Невозмутим остался только сидящий в уголке Мойза Пачик. В партии он не числился, никакого официального отношения к ней не имел, а на совещаниях представлял тайного спонсора. И поэтому последнее слово всегда оставалось за ним.
– Радоваться пока рано, – ровно произнес Мойза, когда гомон слегка утих. – Мы еще ничего не сделали.
И поправил неброский галстук. Он вообще был неброским: серенький костюм, недорогие туфли, дешевая сорочка, дешевая шляпа – Пачик делал всё, чтобы не привлекать к себе внимания, и у него получалось, несмотря на ярко-рыжие волосы и приметно-конопатое лицо. Трудовики постоянно забывали о его присутствии и дружно вздрагивали, когда Мойза неожиданно подавал голос.
– Ничего не сделали?
– Рано радоваться?
Трудовики растерянно уставились на незаметного Мойзу.
– Разве ваши люди не готовы? – спросил Майер.
– Готовы, но еще ничего не сделали. – Мойза произносил слова скучным тоном мелкого чиновника. – Дождемся завтрашней ночи, тогда и повеселимся.
– У нас будет повод! – воскликнул Мика, все еще обнимающий Эмиля.
– Надеюсь, – кивнул Пачик.
Собственно, можно было расходиться: все дела сделаны, все приказы отданы, трудовики ждали только приезда Эмиля, однако сухой тон Мойзы заставил Зопчика вспомнить, что он не поделился с друзьями не самой приятной новостью.
– Кто-нибудь, кроме меня, в курсе, что в Альбург прибыл Помпилио дер Даген Тур? – громко спросил Ян.
И перехватил удивленный взгляд Пачика.
– Ну и что? – осведомился Мика.
– Нам какое дело? – поинтересовался Эмиль.
– А кто это? – спросил туповатый Майер.
– Известный путешественник, который считается то ли резидентом лингийской разведки, то ли личным представителем лингийских даров, то ли вообще тайным эмиссаром Сената Герметикона, – ответил Пачик. После чего вновь посмотрел на Зопчика. – Я в курсе.
– В вас я не сомневался, синьор Пачик.
Мойза с достоинством кивнул.
– Какое нам дело до странствующего адигена?
– Вздернем его вместе с остальными, – хохотнул Мика.
– Недолго им осталось, – поддержал друга Кумчик.
– Помпилио опасен, – хмуро отозвался Зопчик.
– Один человек?
– Хорошего же ты о нас мнения.
– Каким бы опасным он ни был, он ничего не разрушит и ничего не изменит. Одиночке это не под силу.
Они говорили правильные слова, очень правильные, однако…
– Почему тебя так заинтересовал Помпилио? – негромко спросил Мойза.

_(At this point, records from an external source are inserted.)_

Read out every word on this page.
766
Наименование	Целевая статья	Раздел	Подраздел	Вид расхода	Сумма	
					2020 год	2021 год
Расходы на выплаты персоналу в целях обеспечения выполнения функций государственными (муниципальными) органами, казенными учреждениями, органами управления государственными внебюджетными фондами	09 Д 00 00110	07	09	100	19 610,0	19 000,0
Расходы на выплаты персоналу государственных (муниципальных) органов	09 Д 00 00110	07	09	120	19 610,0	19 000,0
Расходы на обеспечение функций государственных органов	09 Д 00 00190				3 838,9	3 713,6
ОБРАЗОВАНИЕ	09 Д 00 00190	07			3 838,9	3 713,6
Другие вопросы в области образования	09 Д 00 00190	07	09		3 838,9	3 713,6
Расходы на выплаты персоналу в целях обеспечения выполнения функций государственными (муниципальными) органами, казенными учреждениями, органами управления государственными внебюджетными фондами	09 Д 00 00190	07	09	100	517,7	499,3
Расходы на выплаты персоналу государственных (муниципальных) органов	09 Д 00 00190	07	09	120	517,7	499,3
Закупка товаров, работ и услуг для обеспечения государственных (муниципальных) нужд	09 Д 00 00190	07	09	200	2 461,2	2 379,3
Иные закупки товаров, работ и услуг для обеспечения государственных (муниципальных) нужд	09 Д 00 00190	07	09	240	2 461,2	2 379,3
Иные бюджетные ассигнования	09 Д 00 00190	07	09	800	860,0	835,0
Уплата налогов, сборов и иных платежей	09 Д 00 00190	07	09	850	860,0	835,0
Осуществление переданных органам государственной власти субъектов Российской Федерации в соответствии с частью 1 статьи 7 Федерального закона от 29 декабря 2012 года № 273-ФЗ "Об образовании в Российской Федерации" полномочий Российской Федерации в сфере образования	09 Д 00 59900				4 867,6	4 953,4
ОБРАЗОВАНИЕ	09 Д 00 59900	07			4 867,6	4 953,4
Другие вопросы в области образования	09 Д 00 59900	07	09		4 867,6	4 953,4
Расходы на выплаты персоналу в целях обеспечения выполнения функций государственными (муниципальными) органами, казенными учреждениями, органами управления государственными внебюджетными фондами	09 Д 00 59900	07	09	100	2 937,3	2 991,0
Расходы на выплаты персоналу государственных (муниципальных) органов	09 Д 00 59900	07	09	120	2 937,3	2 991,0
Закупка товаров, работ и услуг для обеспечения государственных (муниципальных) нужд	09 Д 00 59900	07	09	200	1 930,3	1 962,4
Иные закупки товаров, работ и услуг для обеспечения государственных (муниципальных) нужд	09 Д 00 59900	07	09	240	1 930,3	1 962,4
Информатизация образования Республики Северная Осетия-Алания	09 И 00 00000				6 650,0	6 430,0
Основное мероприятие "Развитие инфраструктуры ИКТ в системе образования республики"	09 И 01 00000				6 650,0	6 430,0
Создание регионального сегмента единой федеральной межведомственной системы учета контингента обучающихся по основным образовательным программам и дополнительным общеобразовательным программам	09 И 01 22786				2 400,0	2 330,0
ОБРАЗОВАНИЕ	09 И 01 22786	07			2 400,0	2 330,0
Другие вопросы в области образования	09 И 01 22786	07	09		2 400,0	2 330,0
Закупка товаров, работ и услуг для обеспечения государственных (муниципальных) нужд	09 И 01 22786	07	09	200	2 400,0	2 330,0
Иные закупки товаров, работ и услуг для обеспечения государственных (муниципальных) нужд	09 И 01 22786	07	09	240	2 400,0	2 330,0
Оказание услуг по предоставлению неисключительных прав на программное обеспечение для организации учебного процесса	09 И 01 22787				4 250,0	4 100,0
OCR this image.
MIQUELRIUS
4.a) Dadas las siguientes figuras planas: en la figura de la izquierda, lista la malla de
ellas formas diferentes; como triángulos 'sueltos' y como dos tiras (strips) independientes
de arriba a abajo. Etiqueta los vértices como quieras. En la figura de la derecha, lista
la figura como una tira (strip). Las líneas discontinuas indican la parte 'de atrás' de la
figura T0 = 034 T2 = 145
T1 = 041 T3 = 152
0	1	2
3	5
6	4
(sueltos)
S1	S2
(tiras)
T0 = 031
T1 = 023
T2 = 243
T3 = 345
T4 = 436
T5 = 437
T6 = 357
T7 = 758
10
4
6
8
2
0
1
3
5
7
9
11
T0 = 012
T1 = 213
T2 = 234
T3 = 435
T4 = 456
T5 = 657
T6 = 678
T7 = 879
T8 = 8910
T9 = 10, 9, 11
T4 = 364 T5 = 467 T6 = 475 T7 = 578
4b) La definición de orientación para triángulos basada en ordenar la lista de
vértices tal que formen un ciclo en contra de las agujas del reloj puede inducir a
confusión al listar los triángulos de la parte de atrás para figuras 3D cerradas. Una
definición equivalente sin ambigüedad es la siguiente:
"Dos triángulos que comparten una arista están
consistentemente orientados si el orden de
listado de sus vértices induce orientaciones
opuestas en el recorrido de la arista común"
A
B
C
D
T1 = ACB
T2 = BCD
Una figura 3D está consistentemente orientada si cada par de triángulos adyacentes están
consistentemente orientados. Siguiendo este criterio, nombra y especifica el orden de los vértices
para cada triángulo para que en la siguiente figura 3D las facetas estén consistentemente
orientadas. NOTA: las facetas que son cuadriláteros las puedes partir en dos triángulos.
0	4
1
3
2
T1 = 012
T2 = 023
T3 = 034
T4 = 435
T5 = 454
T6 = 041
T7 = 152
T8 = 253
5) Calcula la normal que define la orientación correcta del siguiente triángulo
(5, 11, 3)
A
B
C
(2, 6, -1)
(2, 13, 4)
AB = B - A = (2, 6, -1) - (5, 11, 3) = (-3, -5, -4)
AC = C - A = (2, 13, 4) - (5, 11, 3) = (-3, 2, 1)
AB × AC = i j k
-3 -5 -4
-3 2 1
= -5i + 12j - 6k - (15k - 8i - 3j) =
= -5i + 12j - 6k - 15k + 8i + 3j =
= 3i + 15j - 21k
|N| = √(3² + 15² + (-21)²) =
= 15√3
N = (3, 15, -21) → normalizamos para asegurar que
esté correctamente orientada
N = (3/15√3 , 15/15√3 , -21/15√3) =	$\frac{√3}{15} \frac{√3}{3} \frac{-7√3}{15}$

Ян выдержал тяжелый взгляд неприметного представителя спонсора и медленно ответил:
– Помпилио – лингиец. Вдруг следом притащатся его сородичи?
По тому, как резко умолкли остальные трудовики, Зопчик понял, что удар достиг цели.
– Лингийцы прекратили переговоры с Генрихом, – припомнил Майер. – Разве не так?
Именно так. Если бы упрямый король сумел заручиться поддержкой даров, никто не рискнул бы раздувать на Заграте пожар. Лингийский союз признавал только одну форму правления – адигенские дарства, и умел отстаивать свои принципы. Однако Генрих II не согласился пожертвовать независимостью и единоличной властью и теперь пытался самостоятельно спасти и первое, и второе.